Tanto premesso, la Corte precisa poi che la deroga alla libera prestazione di servizi da parte degli avvocati - prevista dall'art. 1, par. 1, direttiva 77/249 -, e secondo la quale gli Stati membri hanno facoltà di riservare a «determinate categorie di avvocati» la possibilità di redigere atti autentici riguardanti, segnatamente, la costituzione o il trasferimento di diritti reali immobiliari, ha portata limitata, poiché riguarda espressamente solo la particolare situazione giuridica dei Paesi di common law, nei quali esistono differenti categorie di avvocati, i barristers e i solicitors, e che riconoscono soltanto ai solicitors l'abilitazione a redigere taluni atti giuridici di diritto immobiliare (mentre negli altri Stati membri, all'epoca in cui è stata adottata tale direttiva, la stesura di tali atti era riservata ai notai o ai tribunali).
Tra l'altro, l'art. 5, par. 2, della direttiva 98/5 dispone che «[g]li Stati membri che autorizzano una determinata categoria di avvocati a redigere sul loro territorio atti che conferiscono il potere di amministrare i beni dei defunti o riguardanti la costituzione o il trasferimento di diritti reali immobiliari, che in altri Stati membri sono riservati a professioni diverse da quella dell'avvocato, possono escludere da queste attività l'avvocato che esercita con un titolo professionale di origine rilasciato in uno di questi ultimi Stati membri».
In definitiva, «la deroga consacrata dall'articolo 1, paragrafo 1, secondo comma, della direttiva 77/249 si riferisce unicamente a determinate categorie di avvocati, abilitati dallo Stato membro corrispondente ad esercitare le loro attività professionali avvalendosi di una delle denominazioni individuate con precisione dalla stessa direttiva, e non già a professioni diverse da quella di avvocato»; di conseguenza, non può trovare applicazione rispetto al caso in questione: «L'articolo 1, paragrafo 1, secondo comma, della direttiva 77/249/CEE del Consiglio, del 22 marzo 1977, intesa a facilitare l'esercizio effettivo della libera prestazione di servizi da parte degli avvocati, dev'essere interpretato nel senso che non si applica ad una normativa di uno Stato membro, come quella oggetto del procedimento principale, che riserva ai notai l'autenticazione delle firme apposte sui documenti necessari per la costituzione o il trasferimento di diritti reali immobiliari ed esclude, per l'effetto, la possibilità di riconoscere in tale Stato membro una siffatta autenticazione effettuata da un avvocato stabilito in un altro Stato membro», conclude la Corte.

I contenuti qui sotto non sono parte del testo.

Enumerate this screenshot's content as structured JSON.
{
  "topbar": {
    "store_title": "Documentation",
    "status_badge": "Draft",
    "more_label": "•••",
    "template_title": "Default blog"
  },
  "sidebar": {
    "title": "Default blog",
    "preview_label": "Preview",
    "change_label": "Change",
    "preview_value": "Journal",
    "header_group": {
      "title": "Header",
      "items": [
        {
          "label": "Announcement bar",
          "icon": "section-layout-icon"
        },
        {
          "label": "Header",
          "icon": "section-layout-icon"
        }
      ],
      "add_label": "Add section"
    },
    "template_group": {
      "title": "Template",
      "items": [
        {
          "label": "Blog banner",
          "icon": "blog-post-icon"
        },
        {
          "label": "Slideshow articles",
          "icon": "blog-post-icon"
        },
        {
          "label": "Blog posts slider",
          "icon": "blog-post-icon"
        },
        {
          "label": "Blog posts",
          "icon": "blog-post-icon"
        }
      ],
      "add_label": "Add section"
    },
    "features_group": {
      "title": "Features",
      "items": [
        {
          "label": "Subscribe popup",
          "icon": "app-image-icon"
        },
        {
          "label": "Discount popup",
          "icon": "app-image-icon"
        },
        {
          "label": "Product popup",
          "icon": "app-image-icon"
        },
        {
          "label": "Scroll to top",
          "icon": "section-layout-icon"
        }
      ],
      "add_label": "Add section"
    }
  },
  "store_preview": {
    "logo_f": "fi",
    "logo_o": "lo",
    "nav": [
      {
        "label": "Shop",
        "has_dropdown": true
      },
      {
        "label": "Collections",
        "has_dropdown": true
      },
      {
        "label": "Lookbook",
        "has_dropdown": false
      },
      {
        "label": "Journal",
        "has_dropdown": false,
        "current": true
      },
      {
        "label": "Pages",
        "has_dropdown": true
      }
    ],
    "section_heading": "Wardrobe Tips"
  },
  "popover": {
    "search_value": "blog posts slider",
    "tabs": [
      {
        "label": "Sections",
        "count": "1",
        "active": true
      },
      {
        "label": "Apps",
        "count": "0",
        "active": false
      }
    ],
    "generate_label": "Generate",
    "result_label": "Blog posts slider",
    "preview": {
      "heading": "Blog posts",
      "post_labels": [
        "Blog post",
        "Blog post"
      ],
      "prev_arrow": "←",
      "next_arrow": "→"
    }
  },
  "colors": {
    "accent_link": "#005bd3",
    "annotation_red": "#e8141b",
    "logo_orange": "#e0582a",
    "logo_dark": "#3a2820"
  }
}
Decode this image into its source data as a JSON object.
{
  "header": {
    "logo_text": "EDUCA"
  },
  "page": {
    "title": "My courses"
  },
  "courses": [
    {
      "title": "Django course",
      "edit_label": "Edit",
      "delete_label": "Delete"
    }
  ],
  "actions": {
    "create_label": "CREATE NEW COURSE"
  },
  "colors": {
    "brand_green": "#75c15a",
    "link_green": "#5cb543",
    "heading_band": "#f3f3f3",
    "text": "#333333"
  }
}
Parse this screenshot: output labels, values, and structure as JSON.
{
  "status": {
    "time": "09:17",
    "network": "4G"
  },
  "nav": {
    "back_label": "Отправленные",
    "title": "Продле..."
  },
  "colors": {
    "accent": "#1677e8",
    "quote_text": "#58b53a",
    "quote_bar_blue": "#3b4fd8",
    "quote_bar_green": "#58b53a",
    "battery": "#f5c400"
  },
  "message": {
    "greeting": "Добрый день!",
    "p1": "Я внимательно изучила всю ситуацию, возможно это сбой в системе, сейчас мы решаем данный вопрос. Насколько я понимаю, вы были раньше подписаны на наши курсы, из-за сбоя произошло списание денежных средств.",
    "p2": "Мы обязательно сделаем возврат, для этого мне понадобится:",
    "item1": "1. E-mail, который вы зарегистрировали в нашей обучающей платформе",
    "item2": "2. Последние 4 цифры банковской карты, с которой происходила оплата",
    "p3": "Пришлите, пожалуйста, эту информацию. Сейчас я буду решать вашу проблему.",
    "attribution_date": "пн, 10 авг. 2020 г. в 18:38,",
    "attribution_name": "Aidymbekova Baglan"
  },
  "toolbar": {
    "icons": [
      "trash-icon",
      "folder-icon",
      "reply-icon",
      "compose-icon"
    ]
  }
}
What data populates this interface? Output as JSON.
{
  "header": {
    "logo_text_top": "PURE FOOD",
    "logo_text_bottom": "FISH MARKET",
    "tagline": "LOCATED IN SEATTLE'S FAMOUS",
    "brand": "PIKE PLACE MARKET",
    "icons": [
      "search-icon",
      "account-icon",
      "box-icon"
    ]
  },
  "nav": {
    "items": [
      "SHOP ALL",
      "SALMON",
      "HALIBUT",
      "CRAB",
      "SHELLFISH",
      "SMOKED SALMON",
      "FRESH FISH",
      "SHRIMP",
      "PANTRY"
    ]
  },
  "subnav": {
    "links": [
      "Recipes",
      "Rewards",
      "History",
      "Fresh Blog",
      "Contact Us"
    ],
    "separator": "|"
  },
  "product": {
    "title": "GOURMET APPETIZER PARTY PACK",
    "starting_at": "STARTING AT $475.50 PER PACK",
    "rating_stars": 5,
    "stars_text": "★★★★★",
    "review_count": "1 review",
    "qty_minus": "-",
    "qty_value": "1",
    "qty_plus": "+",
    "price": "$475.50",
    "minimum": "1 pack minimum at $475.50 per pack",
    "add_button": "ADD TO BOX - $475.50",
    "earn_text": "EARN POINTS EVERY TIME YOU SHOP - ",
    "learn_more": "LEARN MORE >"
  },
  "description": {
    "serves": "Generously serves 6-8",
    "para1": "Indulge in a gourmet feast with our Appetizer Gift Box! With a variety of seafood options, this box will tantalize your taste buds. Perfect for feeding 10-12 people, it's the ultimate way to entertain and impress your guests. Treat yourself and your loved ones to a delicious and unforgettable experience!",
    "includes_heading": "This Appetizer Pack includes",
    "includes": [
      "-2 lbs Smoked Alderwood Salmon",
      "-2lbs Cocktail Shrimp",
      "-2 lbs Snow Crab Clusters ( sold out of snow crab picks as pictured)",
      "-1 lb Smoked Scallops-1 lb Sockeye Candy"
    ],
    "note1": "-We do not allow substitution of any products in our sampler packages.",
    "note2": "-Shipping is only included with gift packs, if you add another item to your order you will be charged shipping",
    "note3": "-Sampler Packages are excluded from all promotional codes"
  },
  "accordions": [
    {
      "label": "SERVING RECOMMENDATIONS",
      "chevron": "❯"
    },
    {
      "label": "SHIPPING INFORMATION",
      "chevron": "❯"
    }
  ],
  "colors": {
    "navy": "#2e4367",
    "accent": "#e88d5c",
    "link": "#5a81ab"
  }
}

La compatibilità con il diritto dei Trattati. Tale interpretazione è altresì coerente con le previsioni di cui all'art. 56 TFUE, il quale «impone - rammenta la Corte - non solo l'eliminazione di qualsiasi discriminazione nei confronti del prestatore di servizi stabilito in un altro Stato membro in base alla sua cittadinanza, ma anche la soppressione di qualsiasi restrizione alla libera prestazione dei servizi, anche qualora essa si applichi indistintamente ai prestatori nazionali e a quelli degli altri Stati membri, quando essa sia tale da vietare, ostacolare o rendere meno allettanti le attività del prestatore stabilito in un altro Stato membro, ove fornisce legittimamente servizi analoghi».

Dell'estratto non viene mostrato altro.